The researchers made this discovery by analyzing data from the Utah Population Database (UPDB), which contains information on eight million people who were born in the state or have other connections there. The database is maintained by the Huntsman Cancer Institute at the University of Utah. It includes genealogical information and health records that allowed the researchers to trace incidence of stillbirths across multiple generations of families.

The researchers examined 9,404 stillbirth cases between 1978 and 2019, along with 18,808 live births that served as controls. They identified 390 multi-generational families with high numbers of stillbirths. Within that group, they looked at incidence of stillbirth among first-, second-, and third-degree relatives of stillborn babies. They then compared those numbers with data from unaffected families.

“We were able to evaluate multigenerational trends in fetal death as well as maternal and paternal lineages to increase our ability to detect a familial aggregation of stillbirth,” said genetic epidemiologist Tsegaselassie Workalemahu, PhD, lead author of the study. “Not many studies have examined inherited genetic risk for stillbirth because of a lack of data.

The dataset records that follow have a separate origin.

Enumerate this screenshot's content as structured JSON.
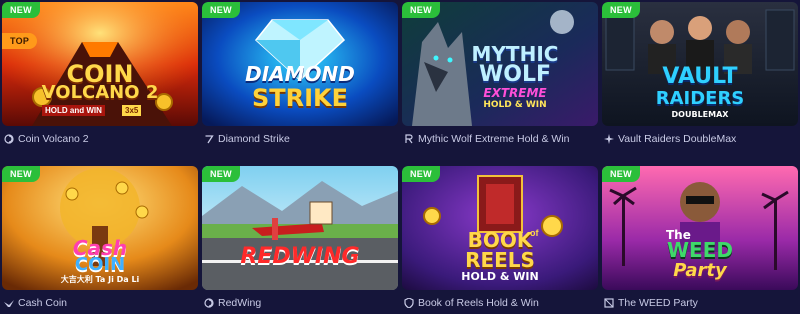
{
  "badges": {
    "new": "NEW",
    "top": "TOP"
  },
  "games": [
    {
      "title": "Coin Volcano 2",
      "art_lines": [
        "COIN",
        "VOLCANO 2",
        "HOLD and WIN",
        "3x5"
      ],
      "provider_icon": "swirl-icon"
    },
    {
      "title": "Diamond Strike",
      "art_lines": [
        "DIAMOND",
        "STRIKE"
      ],
      "provider_icon": "seven-icon"
    },
    {
      "title": "Mythic Wolf Extreme Hold & Win",
      "art_lines": [
        "MYTHIC",
        "WOLF",
        "EXTREME",
        "HOLD & WIN"
      ],
      "provider_icon": "r-letter-icon"
    },
    {
      "title": "Vault Raiders DoubleMax",
      "art_lines": [
        "VAULT",
        "RAIDERS",
        "DOUBLEMAX"
      ],
      "provider_icon": "sparkle-icon"
    },
    {
      "title": "Cash Coin",
      "art_lines": [
        "Cash",
        "COIN",
        "大吉大利 Ta Ji Da Li"
      ],
      "provider_icon": "bird-icon"
    },
    {
      "title": "RedWing",
      "art_lines": [
        "REDWING"
      ],
      "provider_icon": "swirl-icon"
    },
    {
      "title": "Book of Reels Hold & Win",
      "art_lines": [
        "BOOK",
        "of",
        "REELS",
        "HOLD & WIN"
      ],
      "provider_icon": "shield-icon"
    },
    {
      "title": "The WEED Party",
      "art_lines": [
        "The",
        "WEED",
        "Party"
      ],
      "provider_icon": "box-icon"
    }
  ],
  "colors": {
    "background": "#15153a",
    "new_badge": "#2bbf3a",
    "top_badge": "#ff9a1a",
    "caption_text": "#c9cbe6"
  }
}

The Utah Population Database allows for a more rigorous evaluation than has been possible in the past.”

Workalemahu described the research as “an important step toward identifying specific genes that increase the risk of stillbirth, which could one day lead to better diagnosis and prevention,” according to the university press release.

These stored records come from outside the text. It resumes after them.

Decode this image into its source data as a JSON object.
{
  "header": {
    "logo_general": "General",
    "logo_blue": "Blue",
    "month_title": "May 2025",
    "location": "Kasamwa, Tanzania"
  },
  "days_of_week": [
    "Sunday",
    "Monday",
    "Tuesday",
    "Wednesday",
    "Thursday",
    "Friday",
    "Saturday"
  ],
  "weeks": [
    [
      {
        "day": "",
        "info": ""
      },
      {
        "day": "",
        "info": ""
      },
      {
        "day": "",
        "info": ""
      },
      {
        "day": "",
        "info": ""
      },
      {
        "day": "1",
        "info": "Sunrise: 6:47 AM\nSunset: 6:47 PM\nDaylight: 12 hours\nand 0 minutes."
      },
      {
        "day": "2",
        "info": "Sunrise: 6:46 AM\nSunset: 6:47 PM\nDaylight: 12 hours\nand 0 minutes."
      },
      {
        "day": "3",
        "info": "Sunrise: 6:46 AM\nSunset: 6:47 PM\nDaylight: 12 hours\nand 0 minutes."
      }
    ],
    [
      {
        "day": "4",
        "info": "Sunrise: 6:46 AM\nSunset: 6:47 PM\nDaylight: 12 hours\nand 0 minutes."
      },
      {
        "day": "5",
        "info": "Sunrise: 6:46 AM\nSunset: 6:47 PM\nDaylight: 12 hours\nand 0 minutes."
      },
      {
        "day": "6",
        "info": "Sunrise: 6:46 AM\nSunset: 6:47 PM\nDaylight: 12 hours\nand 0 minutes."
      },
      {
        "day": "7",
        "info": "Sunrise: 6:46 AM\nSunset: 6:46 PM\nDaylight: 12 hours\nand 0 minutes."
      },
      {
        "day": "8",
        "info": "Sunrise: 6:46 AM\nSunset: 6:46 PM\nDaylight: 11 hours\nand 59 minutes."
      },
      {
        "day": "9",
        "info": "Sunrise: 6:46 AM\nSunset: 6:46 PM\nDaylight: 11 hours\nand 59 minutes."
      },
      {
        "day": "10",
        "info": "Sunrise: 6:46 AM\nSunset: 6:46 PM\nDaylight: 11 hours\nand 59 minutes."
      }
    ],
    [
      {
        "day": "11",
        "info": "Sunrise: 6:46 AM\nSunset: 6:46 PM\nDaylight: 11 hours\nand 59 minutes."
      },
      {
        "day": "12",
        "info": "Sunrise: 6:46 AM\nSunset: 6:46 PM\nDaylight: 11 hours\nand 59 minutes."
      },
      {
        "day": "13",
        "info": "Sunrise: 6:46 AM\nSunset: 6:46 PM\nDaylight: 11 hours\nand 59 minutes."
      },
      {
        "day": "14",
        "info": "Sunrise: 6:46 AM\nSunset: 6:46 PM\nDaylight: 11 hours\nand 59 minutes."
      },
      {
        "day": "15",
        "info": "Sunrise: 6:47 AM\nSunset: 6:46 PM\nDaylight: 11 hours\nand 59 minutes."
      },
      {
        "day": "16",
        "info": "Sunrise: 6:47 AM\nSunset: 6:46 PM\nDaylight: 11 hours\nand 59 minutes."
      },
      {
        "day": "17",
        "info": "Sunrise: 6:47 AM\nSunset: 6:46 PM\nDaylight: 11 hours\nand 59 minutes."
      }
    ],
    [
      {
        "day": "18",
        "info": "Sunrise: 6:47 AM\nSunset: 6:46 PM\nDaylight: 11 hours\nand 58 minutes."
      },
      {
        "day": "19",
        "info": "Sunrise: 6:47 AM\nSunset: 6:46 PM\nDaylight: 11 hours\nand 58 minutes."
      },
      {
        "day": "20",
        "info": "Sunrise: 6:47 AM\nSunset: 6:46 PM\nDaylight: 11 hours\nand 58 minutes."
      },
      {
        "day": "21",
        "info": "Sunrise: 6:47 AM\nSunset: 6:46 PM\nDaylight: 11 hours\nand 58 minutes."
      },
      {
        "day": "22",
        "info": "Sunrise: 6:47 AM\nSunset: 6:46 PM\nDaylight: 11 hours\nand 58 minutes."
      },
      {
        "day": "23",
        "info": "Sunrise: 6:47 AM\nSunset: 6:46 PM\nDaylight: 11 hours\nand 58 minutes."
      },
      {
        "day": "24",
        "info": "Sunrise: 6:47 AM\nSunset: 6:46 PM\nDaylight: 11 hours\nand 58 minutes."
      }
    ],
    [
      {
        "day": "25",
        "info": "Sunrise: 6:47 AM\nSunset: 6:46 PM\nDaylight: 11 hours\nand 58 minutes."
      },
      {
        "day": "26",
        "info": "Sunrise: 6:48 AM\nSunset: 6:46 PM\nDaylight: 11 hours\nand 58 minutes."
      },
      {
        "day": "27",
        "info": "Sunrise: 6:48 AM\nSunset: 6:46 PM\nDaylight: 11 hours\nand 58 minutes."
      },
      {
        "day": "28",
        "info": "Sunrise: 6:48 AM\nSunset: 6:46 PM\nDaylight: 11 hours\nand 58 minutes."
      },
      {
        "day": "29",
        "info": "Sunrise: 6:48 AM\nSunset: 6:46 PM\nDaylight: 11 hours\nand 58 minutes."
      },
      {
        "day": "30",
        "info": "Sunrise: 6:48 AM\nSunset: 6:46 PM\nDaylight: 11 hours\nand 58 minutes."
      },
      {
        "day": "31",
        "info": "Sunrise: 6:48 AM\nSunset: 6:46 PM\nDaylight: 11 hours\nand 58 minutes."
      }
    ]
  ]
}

One caveat, the press release notes, is that Utah’s population is disproportionately of northern European descent. “Future studies will need to determine whether the trends hold true among people of different races and ethnicities,” it stated.

Call for More Testing

The University of Utah study is part of a larger effort to gain a greater understanding of the causes of stillbirths.

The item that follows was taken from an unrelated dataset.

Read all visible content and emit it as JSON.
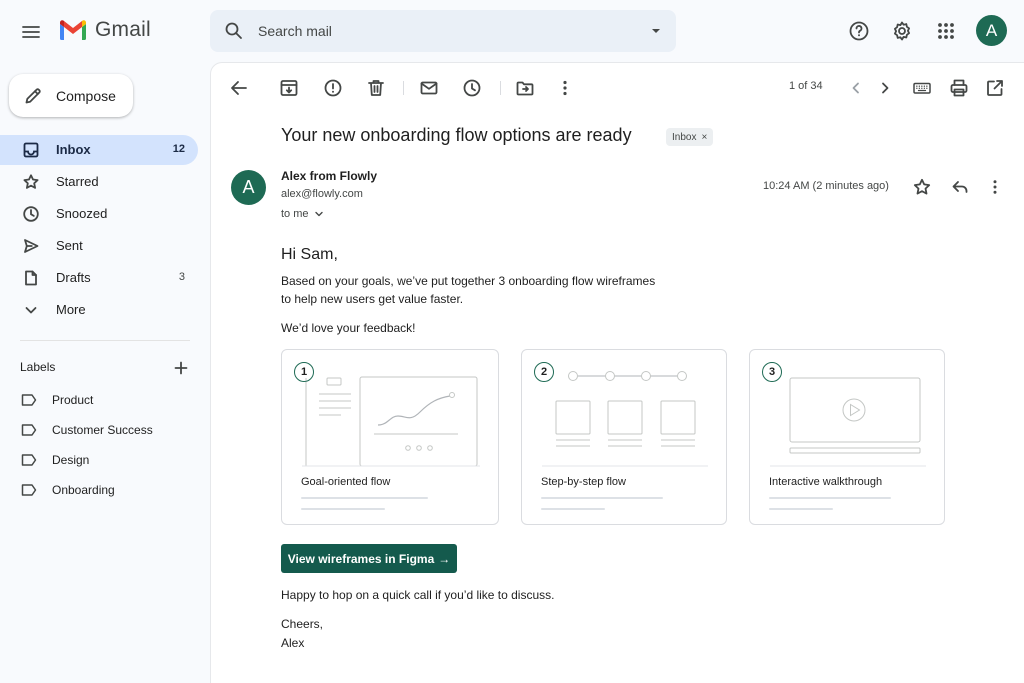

“Researchers and national obstetric groups, including the American College of Obstetricians and Gynecologists and the Society for Maternal-Fetal Medicine, have called on doctors and hospitals to offer a stillbirth evaluation, a systematic assessment that includes placental exams, genetic testing, and autopsies,” states a recent story from ProPublica.

The story notes that “more than 20,000 pregnancies in the US end in stillbirth,” and in one in three of those cases, the cause is not determined.

Drucilla Roberts, MD, an obstetric and perinatal pathologist at Massachusetts General Hospital (MGH), told ProPublica that at a minimum, “the placenta should definitely be evaluated in every stillbirth.” But citing CDC data, the story notes that this is done in only 65% of stillbirths, and autopsies are performed in less than 20%.

“Experts blame the low rates on several factors,” the story states. “Because an autopsy often is performed in the days following a stillbirth, doctors and nurses have to ask families soon after they receive news of the death if they would like one. Many families can’t process the loss, let alone imagine their baby’s body being cut open. What’s more, many doctors aren’t trained in the advantages of an autopsy, or in communicating with parents about the exam.”

One consequence, ProPublica notes, is that clinicians are ill-equipped to advise patients on how to reduce risk in future pregnancies. The story describes the case of Karen Gibbins, MD, a maternal-fetal medicine specialist and an assistant professor of obstetrics and gynecology at the Oregon Health and Science University (OHSU) in Portland.

An Opportunity for Pathologists

Gibbins’ son was stillborn in 2018. She asked for an autopsy and learned that her son “had a rare disease caused by her antibodies attacking the cells in his liver,” the story states. When she became pregnant again, her doctor prescribed antibody infusions and she later gave birth to a healthy son. “If we had not had that autopsy, my third child would have died as well,” she told ProPublica.

This parent’s comment about the value of the autopsy done after her son’s stillbirth identifies an opportunity for the pathology profession. For several decades, health plans have become ever more reluctant to pay for autopsies. Yet, pathologists know the value that autopsies can provide.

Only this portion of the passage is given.